District 202 approves $206.8 million 2020 property tax levy

12/16/2020, 3:35 p.m.
Thetimesweekly.com District 202 will ask the Will and Kendall County clerks for $206,805,665 in local property taxes (including bond and ...

Thetimesweekly.com

District 202 will ask the Will and Kendall County clerks for $206,805,665 in local property taxes (including bond and interest) through the district’s 2020 levy – about $5.1 million or 2.5 percent more than last year’s levy.

The District 202 Board of Education approved the new levy at its December 14, 2020 regular meeting.

District officials expect the district’s total tax rate to fall from $5.35 per $100 of equalized assessed value (EAV) this year, to about $5.26 per $100 of EAV thanks to rising property values, and conservative budgeting.

This will be the sixth straight year the district’s anticipated tax rate is expected to drop. The district’s tax rate has fallen 16 percent since 2014-15 when it reached $6.26.

The actual tax rate cannot be determined until after the district’s EAV is finalized early next year.

The tax levy is the school district’s official request for its share of local property taxes. The tax extension is the amount of local taxes the district receives from the counties it serves. The official extension will be calculated after the district’s final equalized assessed value is set next April.

The approved 2020 levy request is about 5 percent higher than the 2019 extension of $196.9 million (including bond and interest).

Although the approved 2020 levy is 5 percent higher than last year’s extension, district officials expect this year’s actual tax extension to be only about 2.3 percent higher than last year’s extension.

Governments routinely request more money than is needed to ensure that they capture their full share of taxes. This process is called a “balloon levy.” If governments ask for less than what they ultimately are due, they lose any funds greater than what was requested.

The state tax cap law limits the amount of new revenues the district can levy each year to either the Consumer Price Index (CPI) or 5 percent, whichever is less. For the 2020 levy, the CPI will be 2.3 percent.

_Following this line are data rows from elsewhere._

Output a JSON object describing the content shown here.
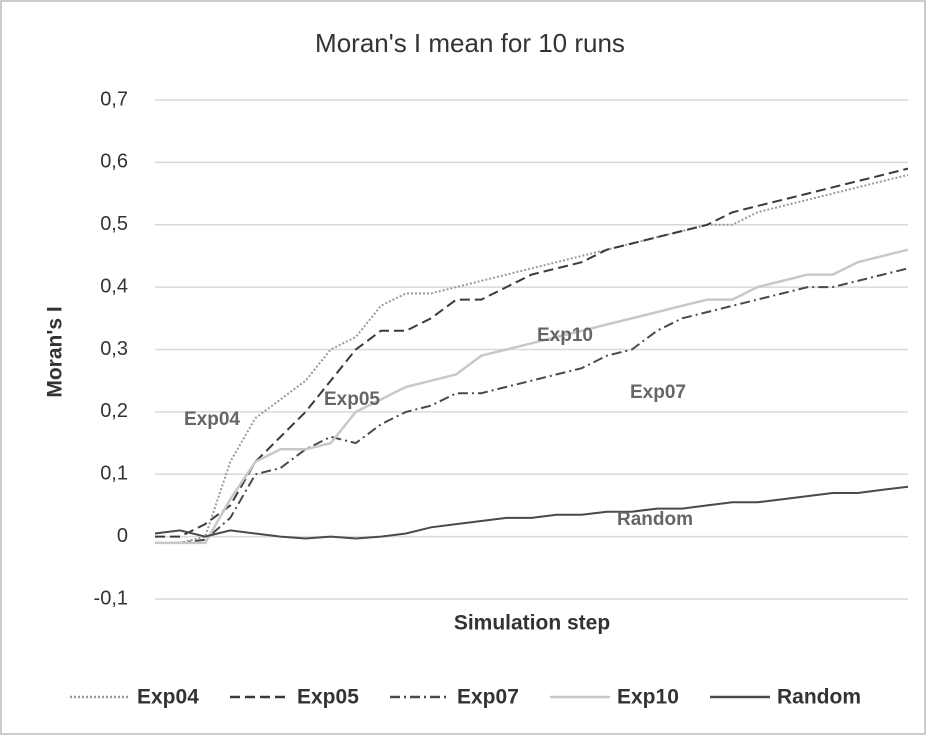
{
  "chart_data": {
    "type": "line",
    "title": "Moran's I mean for 10 runs",
    "xlabel": "Simulation step",
    "ylabel": "Moran's I",
    "categories": [
      null,
      null,
      null,
      null,
      null,
      null,
      null,
      null,
      null,
      null,
      null,
      null,
      null,
      null,
      null,
      null,
      null,
      null,
      null,
      null,
      null,
      null,
      null,
      null,
      null,
      null,
      null,
      null,
      null,
      null,
      null
    ],
    "series": [
      {
        "name": "Exp04",
        "color": "#9a9a9a",
        "dash": "dotted",
        "values": [
          -0.01,
          -0.01,
          0.0,
          0.12,
          0.19,
          0.22,
          0.25,
          0.3,
          0.32,
          0.37,
          0.39,
          0.39,
          0.4,
          0.41,
          0.42,
          0.43,
          0.44,
          0.45,
          0.46,
          0.47,
          0.48,
          0.49,
          0.5,
          0.5,
          0.52,
          0.53,
          0.54,
          0.55,
          0.56,
          0.57,
          0.58
        ]
      },
      {
        "name": "Exp05",
        "color": "#3a3a3a",
        "dash": "dashed",
        "values": [
          0.0,
          0.0,
          0.02,
          0.05,
          0.12,
          0.16,
          0.2,
          0.25,
          0.3,
          0.33,
          0.33,
          0.35,
          0.38,
          0.38,
          0.4,
          0.42,
          0.43,
          0.44,
          0.46,
          0.47,
          0.48,
          0.49,
          0.5,
          0.52,
          0.53,
          0.54,
          0.55,
          0.56,
          0.57,
          0.58,
          0.59
        ]
      },
      {
        "name": "Exp07",
        "color": "#4a4a4a",
        "dash": "dashdot",
        "values": [
          -0.01,
          -0.01,
          -0.005,
          0.03,
          0.1,
          0.11,
          0.14,
          0.16,
          0.15,
          0.18,
          0.2,
          0.21,
          0.23,
          0.23,
          0.24,
          0.25,
          0.26,
          0.27,
          0.29,
          0.3,
          0.33,
          0.35,
          0.36,
          0.37,
          0.38,
          0.39,
          0.4,
          0.4,
          0.41,
          0.42,
          0.43
        ]
      },
      {
        "name": "Exp10",
        "color": "#c8c8c8",
        "dash": "solid",
        "values": [
          -0.01,
          -0.01,
          -0.01,
          0.06,
          0.12,
          0.14,
          0.14,
          0.15,
          0.2,
          0.22,
          0.24,
          0.25,
          0.26,
          0.29,
          0.3,
          0.31,
          0.32,
          0.33,
          0.34,
          0.35,
          0.36,
          0.37,
          0.38,
          0.38,
          0.4,
          0.41,
          0.42,
          0.42,
          0.44,
          0.45,
          0.46
        ]
      },
      {
        "name": "Random",
        "color": "#4a4a4a",
        "dash": "solid",
        "values": [
          0.005,
          0.01,
          0.0,
          0.01,
          0.005,
          0.0,
          -0.003,
          0.0,
          -0.003,
          0.0,
          0.005,
          0.015,
          0.02,
          0.025,
          0.03,
          0.03,
          0.035,
          0.035,
          0.04,
          0.04,
          0.045,
          0.045,
          0.05,
          0.055,
          0.055,
          0.06,
          0.065,
          0.07,
          0.07,
          0.075,
          0.08
        ]
      }
    ],
    "annotations": [
      "Exp04",
      "Exp05",
      "Exp10",
      "Exp07",
      "Random"
    ],
    "ylim": [
      -0.1,
      0.7
    ],
    "yticks": [
      {
        "value": -0.1,
        "label": "-0,1"
      },
      0,
      {
        "value": 0.1,
        "label": "0,1"
      },
      {
        "value": 0.2,
        "label": "0,2"
      },
      {
        "value": 0.3,
        "label": "0,3"
      },
      {
        "value": 0.4,
        "label": "0,4"
      },
      {
        "value": 0.5,
        "label": "0,5"
      },
      {
        "value": 0.6,
        "label": "0,6"
      },
      {
        "value": 0.7,
        "label": "0,7"
      }
    ],
    "grid": true,
    "legend": "bottom"
  }
}
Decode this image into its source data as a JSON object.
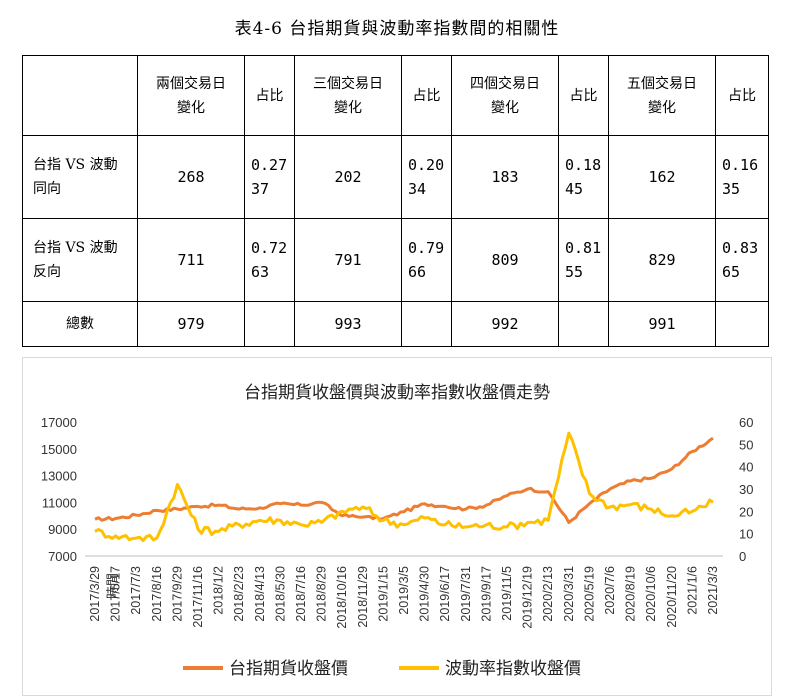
{
  "document": {
    "title": "表4-6  台指期貨與波動率指數間的相關性"
  },
  "table": {
    "columns": [
      "",
      "兩個交易日\n變化",
      "占比",
      "三個交易日\n變化",
      "占比",
      "四個交易日\n變化",
      "占比",
      "五個交易日\n變化",
      "占比"
    ],
    "rows": [
      {
        "label": "台指 VS 波動\n同向",
        "cells": [
          "268",
          "0.27\n37",
          "202",
          "0.20\n34",
          "183",
          "0.18\n45",
          "162",
          "0.16\n35"
        ]
      },
      {
        "label": "台指 VS 波動\n反向",
        "cells": [
          "711",
          "0.72\n63",
          "791",
          "0.79\n66",
          "809",
          "0.81\n55",
          "829",
          "0.83\n65"
        ]
      },
      {
        "label": "總數",
        "cells": [
          "979",
          "",
          "993",
          "",
          "992",
          "",
          "991",
          ""
        ]
      }
    ]
  },
  "chart_data": {
    "type": "line",
    "title": "台指期貨收盤價與波動率指數收盤價走勢",
    "xlabel": "時間",
    "x": [
      "2017/3/29",
      "2017/5/17",
      "2017/7/3",
      "2017/8/16",
      "2017/9/29",
      "2017/11/16",
      "2018/1/2",
      "2018/2/23",
      "2018/4/13",
      "2018/5/30",
      "2018/7/16",
      "2018/8/29",
      "2018/10/16",
      "2018/11/29",
      "2019/1/15",
      "2019/3/5",
      "2019/4/30",
      "2019/6/17",
      "2019/7/31",
      "2019/9/17",
      "2019/11/5",
      "2019/12/19",
      "2020/2/13",
      "2020/3/31",
      "2020/5/19",
      "2020/7/6",
      "2020/8/19",
      "2020/10/6",
      "2020/11/20",
      "2021/1/6",
      "2021/3/3"
    ],
    "y_left": {
      "min": 7000,
      "max": 17000,
      "ticks": [
        7000,
        9000,
        11000,
        13000,
        15000,
        17000
      ]
    },
    "y_right": {
      "min": 0,
      "max": 60,
      "ticks": [
        0,
        10,
        20,
        30,
        40,
        50,
        60
      ]
    },
    "legend_position": "bottom",
    "series": [
      {
        "name": "台指期貨收盤價",
        "axis": "left",
        "color": "#ed7d31",
        "values": [
          9750,
          9800,
          10050,
          10400,
          10500,
          10700,
          10800,
          10500,
          10600,
          10900,
          10800,
          11000,
          10000,
          9900,
          9800,
          10300,
          10900,
          10700,
          10500,
          10800,
          11500,
          12000,
          11800,
          9500,
          10900,
          12000,
          12600,
          12800,
          13500,
          14800,
          15800
        ]
      },
      {
        "name": "波動率指數收盤價",
        "axis": "right",
        "color": "#ffc000",
        "values": [
          11,
          9,
          8,
          8,
          32,
          12,
          11,
          14,
          16,
          16,
          14,
          15,
          20,
          22,
          16,
          14,
          17,
          14,
          13,
          14,
          13,
          15,
          16,
          55,
          28,
          22,
          23,
          21,
          18,
          20,
          24
        ]
      }
    ]
  }
}
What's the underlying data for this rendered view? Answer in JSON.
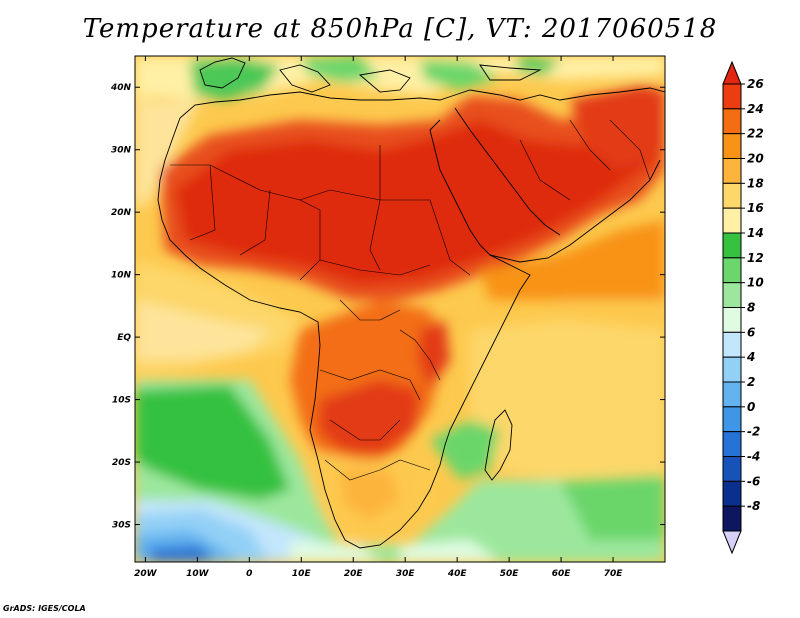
{
  "title": "Temperature at 850hPa [C], VT: 2017060518",
  "footer": "GrADS: IGES/COLA",
  "map": {
    "lon_range": [
      -22,
      80
    ],
    "lat_range": [
      -36,
      45
    ],
    "x_ticks": [
      "20W",
      "10W",
      "0",
      "10E",
      "20E",
      "30E",
      "40E",
      "50E",
      "60E",
      "70E"
    ],
    "y_ticks": [
      "40N",
      "30N",
      "20N",
      "10N",
      "EQ",
      "10S",
      "20S",
      "30S"
    ]
  },
  "colorbar": {
    "levels": [
      "26",
      "24",
      "22",
      "20",
      "18",
      "16",
      "14",
      "12",
      "10",
      "8",
      "6",
      "4",
      "2",
      "0",
      "-2",
      "-4",
      "-6",
      "-8"
    ],
    "colors_top_to_bottom": [
      "#e2260f",
      "#ec3d12",
      "#f36e12",
      "#f89317",
      "#fdb43c",
      "#fdd76a",
      "#fff0a5",
      "#36c141",
      "#6ad66b",
      "#9ce79d",
      "#dffbe1",
      "#c2e6fc",
      "#93d0f6",
      "#63b3ef",
      "#3f96e6",
      "#2673d8",
      "#1752b9",
      "#0a2f8e",
      "#0c1760",
      "#d6d0f8"
    ]
  }
}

Therefore, when the levy process is complete District 202 will be able to increase its local property tax revenues by only 2.3 percent (plus the value of new construction). New property values can fluctuate between now and when final numbers are received. In addition, the economy continues to show signs of slow improvement.

Of the total amount of the approved 2020 levy, about $177.7 million, or about 86 percent will go to the districts’ operating funds -- Education, Operations and Maintenance, Transportation, Working Cash, Illinois Municipal Employees Retirement Fund, Special Education and Tort.